Maria Eduarda Camargo Rahal

"“FORÇA EM TRANSE”"

Section MS18, Ayanna Blair-Ford

Keywords: transe, religion, candomblé, afro-indigenous

Força em transe is a short sensory film that investigates trance as a contested form of knowledge in Brazilian religious context. Emerging from the filmmaker’s position - shaped by a white, rationalist, and Christianised imaginary that disciplines the body and privileges restraint - the project approaches Afro-indigenous religions not as an act of affiliation, but as an epistemological encounter that destabilises dominant modes of perception.

The film is structured through a central formal code: presence and absence as knowledge. Rather than offering explanatory narratives, it operates through fragmentation, interruption, and sensory tension.
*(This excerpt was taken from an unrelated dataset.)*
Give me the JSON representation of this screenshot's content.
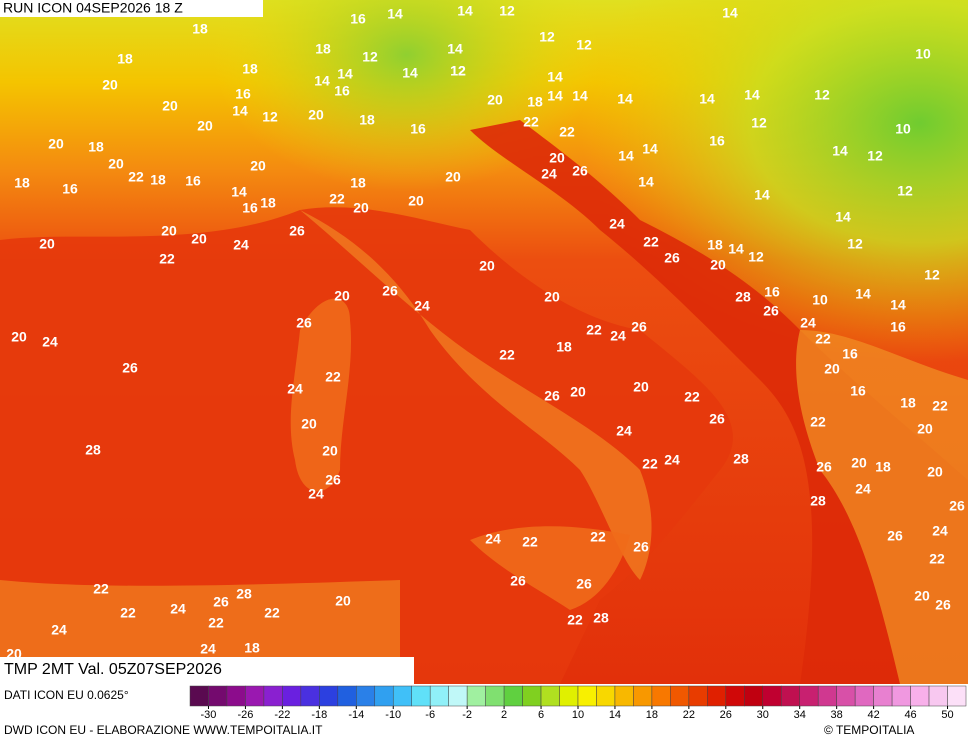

Sound frequently precedes or outlasts the image, while bodies appear in partial gestures - breath, tremor, touch, rhythm - foregrounding the body as an archive where memory, ancestry, and intelligence are transmitted beyond language.

Through the juxtaposition od Pentecostal Christian rituals and Umbanda and Candomblé manifestations, the film exposes how similar corporeal states are interpreted asymmetrically: legitimised as faith in some contexts, and disqualified as superstition or threat in others. This asymmetry is not located in trance itself, but in the bodies and epistemologies authorised to perform it.

Working exclusively with re-edited archival material, Força em Transe uses absence not as lack, but as a critical strategy - allowing the viewer to experience how historical erasure, moral regulation, and aesthetic sanitisation shape the perception of embodied knowledge. The film does not seek resolution; instead, it holds the viewer within this tension, privileging sensory experience as a mode of critical inquiry.